当我使用以下命令运行程序时:mpiexec -n 2 program.exe,其中一个进程突然终止:

job aborted:
[ranks] message

[0] terminated

[1] process exited without calling finalize

---- error analysis -----

[1] on winblows
program.exe ended prematurely and may have crashed. exit code 0xc0000005


---- error analysis -----

我不知道为什么第一个进程突然终止,并且无法弄清楚如何跟踪下原因。即使我在所有操作结束时将零级进程放入无限循环中,也会发生这种情况......它会突然死亡。我的主要函数如下所示:

int _tmain(int argc, _TCHAR* argv[])
{
    /* Initialize the MPI execution environment. */
    MPI_Init(0, NULL);

    /* Create the worker threads. */
    boost::thread masterThread(&Master);
    boost::thread slaveThread(&Slave);

    /* Wait for the local test thread to end. */
    masterThread.join();
    slaveThread.join();

    /* Shutdown. */
    MPI_Finalize();
    return 0;
}

masterslave 函数在结束之前执行一些任意工作。我可以确认主线程至少已达到其操作的结尾。从属线程始终是执行中止之前未完成的线程。使用打印语句,似乎从属线程实际上并没有遇到任何错误......它正在愉快地移动,只是在崩溃中被取出。

那么,有没有人有任何想法:
a) 可能是什么原因造成的?
b) 我应该如何调试它?

非常感谢!

编辑:

发布主/从功能的最小版本。请注意,该程序的目标纯粹是为了演示目的......所以它没有做任何有用的事情。本质上,主线程将虚拟有效负载发送到其他 MPI 进程的从属线程。

void Master()
{   
    int  myRank;
    int  numProcs;
    MPI_Comm_size(MPI_COMM_WORLD, &numProcs);
    MPI_Comm_rank(MPI_COMM_WORLD, &myRank);

    /* Create a message with numbers 0 through 39 as the payload, addressed 
     * to this thread. */
    int *payload= new int[40];
    for(int n = 0; n < 40; n++) {
        payload[n] = n;
    }

    if(myRank == 0) {
        MPI_Send(payload, 40, MPI_INT, 1, MPI_ANY_TAG, MPI_COMM_WORLD);
    } else {
        MPI_Send(payload, 40, MPI_INT, 0, MPI_ANY_TAG, MPI_COMM_WORLD);
    }

    /* Free memory. */
    delete(payload);
}

void Slave()
{
    MPI_Status status;
    int *payload= new int[40];
    MPI_Recv(payload, 40, MPI_INT, MPI_ANY_SOURCE, MPI_ANY_TAG, MPI_COMM_WORLD, &status);

    /* Free memory. */
    delete(payload);
}

I'm writing an MPI program (Visual Studio 2k8 + MSMPI) that uses Boost::thread to spawn two threads per MPI process, and have run into a problem I'm having trouble tracking down.

When I run the program with: mpiexec -n 2 program.exe, one of the processes suddenly terminates:

job aborted:
[ranks] message

[0] terminated

[1] process exited without calling finalize

---- error analysis -----

[1] on winblows
program.exe ended prematurely and may have crashed. exit code 0xc0000005


---- error analysis -----

I have no idea why the first process is suddenly terminating, and can't figure out how to track down the reason.
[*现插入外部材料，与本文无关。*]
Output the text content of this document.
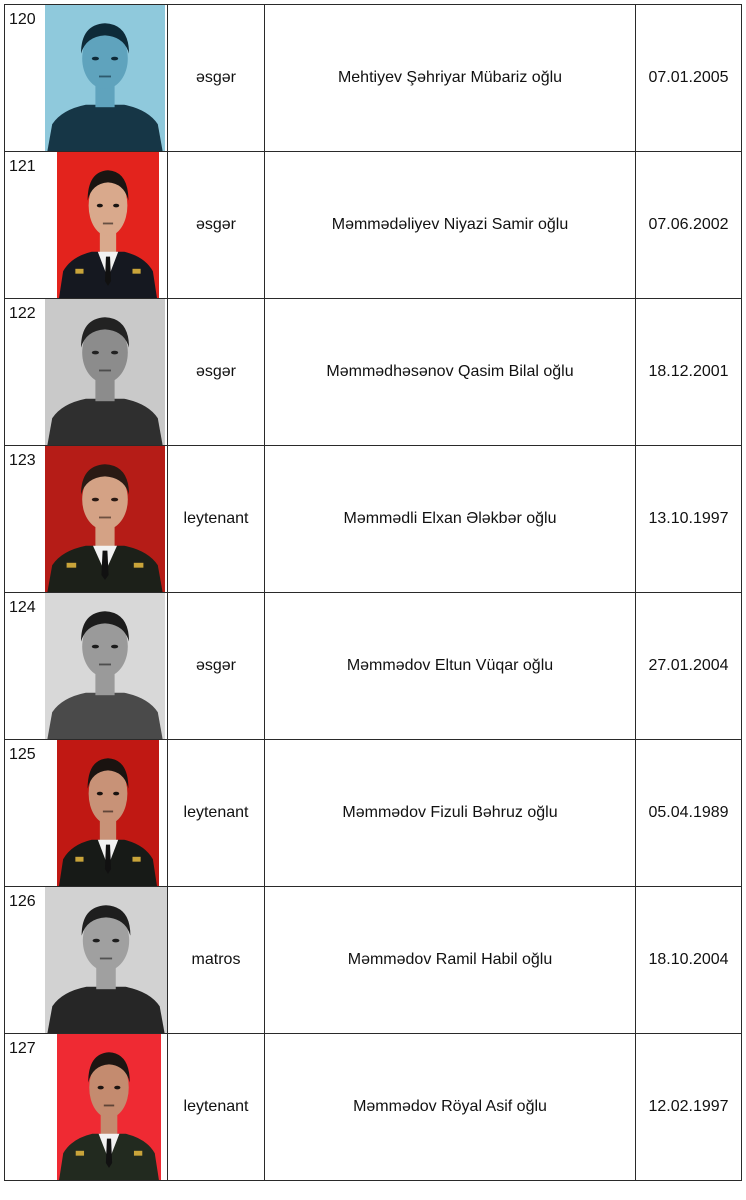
120		əsgər	Mehtiyev Şəhriyar Mübariz oğlu	07.01.2005

121		əsgər	Məmmədəliyev Niyazi Samir oğlu	07.06.2002

122		əsgər	Məmmədhəsənov Qasim Bilal oğlu	18.12.2001

123		leytenant	Məmmədli Elxan Ələkbər oğlu	13.10.1997

124		əsgər	Məmmədov Eltun Vüqar oğlu	27.01.2004

125		leytenant	Məmmədov Fizuli Bəhruz oğlu	05.04.1989

126		matros	Məmmədov Ramil Habil oğlu	18.10.2004

127		leytenant	Məmmədov Röyal Asif oğlu	12.02.1997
This happens even if I put the rank zero process into an infinite loop at the end of all of it's operations... it just suddenly dies. My main function looks like this:

int _tmain(int argc, _TCHAR* argv[])
{
    /* Initialize the MPI execution environment. */
    MPI_Init(0, NULL);

    /* Create the worker threads. */
    boost::thread masterThread(&Master);
    boost::thread slaveThread(&Slave);

    /* Wait for the local test thread to end. */
    masterThread.join();
    slaveThread.join();

    /* Shutdown. */
    MPI_Finalize();
    return 0;
}

Where the master and slave functions do some arbitrary work before ending. I can confirm that the master thread, at the very least, is reaching the end of it's operations. The slave thread is always the one that isn't done before the execution gets aborted. Using print statements, it seems like the slave thread isn't actually hitting any errors... it's happily moving along and just get's taken out in the crash.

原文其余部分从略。